We’re used to one form of innovation: the slow, incremental kind, where new features are added and previous ones are refined and updated. What about the other kind, the kind where something terrific comes out of the left field? That’s “quantum innovation.”
Quantum Innovation: Like Lightning
“Quantum innovation” is best summed up as a product that combines past technologies to make an entirely new one that’s completely unexpected. Consider the car. Many of the technologies involved in creating the automobile had been used in previous inventions. It was only when those technologies were combined in a new way that quantum innovation occurred.
Quantum innovation tends to have continuing effects. Inventing the car had an entire range of unexpected side effects on everything from urban planning to financial systems.
Quantum innovation can also cause unease. Look no further than laws restricting the speed of cars to 15 miles an hour for proof.
Finally, quantum innovations tend to lead to future innovations. The car had been around for years when Dr. John Stapp began his research into the effects of rapid acceleration and deceleration on the human body for the Air Force. Stapp’s work completely changed how we see cars and, for that matter, how we survive accidents. Part of the reason we live so long is that it’s safe to get behind the wheel, thanks to Stapp.
This leaves two questions concerning quantum innovation. Can you pull it off, and what should you do when someone else does instead?
A Sudden Change
It’s worth noting that quantum innovation can often be a matter of perception. All the elements of many quantum innovations have been sitting around for years, sometimes decades, before somebody thinks to combine them, or before the infrastructure exists to support them. Often the innovation is not in the idea itself, but in overcoming the challenges that had prevented it from becoming reality.

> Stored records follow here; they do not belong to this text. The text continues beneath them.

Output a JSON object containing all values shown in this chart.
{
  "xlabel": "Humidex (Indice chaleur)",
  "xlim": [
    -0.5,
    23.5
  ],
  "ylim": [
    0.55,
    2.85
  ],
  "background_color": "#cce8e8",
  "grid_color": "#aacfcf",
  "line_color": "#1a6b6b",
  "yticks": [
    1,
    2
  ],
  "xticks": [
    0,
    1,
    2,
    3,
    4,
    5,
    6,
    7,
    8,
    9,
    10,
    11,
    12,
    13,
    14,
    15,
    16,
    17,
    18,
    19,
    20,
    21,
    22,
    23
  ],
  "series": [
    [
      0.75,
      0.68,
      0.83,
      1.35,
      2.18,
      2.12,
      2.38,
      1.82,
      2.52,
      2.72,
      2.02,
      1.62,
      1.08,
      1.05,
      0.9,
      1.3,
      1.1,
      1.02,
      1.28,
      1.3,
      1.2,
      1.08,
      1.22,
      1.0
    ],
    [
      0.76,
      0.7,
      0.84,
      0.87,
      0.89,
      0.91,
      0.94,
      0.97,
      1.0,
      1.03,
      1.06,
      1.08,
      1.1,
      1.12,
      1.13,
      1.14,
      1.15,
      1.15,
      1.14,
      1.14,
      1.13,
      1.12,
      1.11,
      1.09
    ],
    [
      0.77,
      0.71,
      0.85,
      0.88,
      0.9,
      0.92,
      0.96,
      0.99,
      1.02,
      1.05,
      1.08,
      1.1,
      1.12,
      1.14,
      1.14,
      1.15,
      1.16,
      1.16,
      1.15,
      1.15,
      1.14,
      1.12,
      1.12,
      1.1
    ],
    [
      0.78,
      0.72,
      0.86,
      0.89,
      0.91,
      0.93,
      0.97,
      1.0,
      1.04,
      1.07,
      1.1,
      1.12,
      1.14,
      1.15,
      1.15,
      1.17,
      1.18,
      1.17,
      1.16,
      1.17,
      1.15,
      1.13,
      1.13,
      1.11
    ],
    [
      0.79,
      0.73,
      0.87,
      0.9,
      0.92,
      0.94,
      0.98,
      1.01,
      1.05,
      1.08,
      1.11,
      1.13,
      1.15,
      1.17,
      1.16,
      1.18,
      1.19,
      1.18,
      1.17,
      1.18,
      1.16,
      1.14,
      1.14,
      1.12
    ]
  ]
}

So when seeking quantum innovation, start by questioning your basic assumptions. If you’ve always done something a certain way, ask yourself why. And if something was too expensive, has it changed in some way? If it didn’t work for your business model before, has your model changed?
Then, of course, there’s the question of what happens if somebody else gets there first. Again, the question is not “Can we imitate their innovation?” If you want to remain a leader, instead look at the assumptions they questioned and work from there. What “rules” did they break? and what risks did they accept? What approaches did they take that make sense for your business?
Businesses that have been taken by surprise by quantum innovation often have to ask themselves hard questions about how they operate, why they were put on the back foot, and how to regain the lost ground. Sometimes these questions have answers that are tough to hear, but that makes it all the more important to ask them.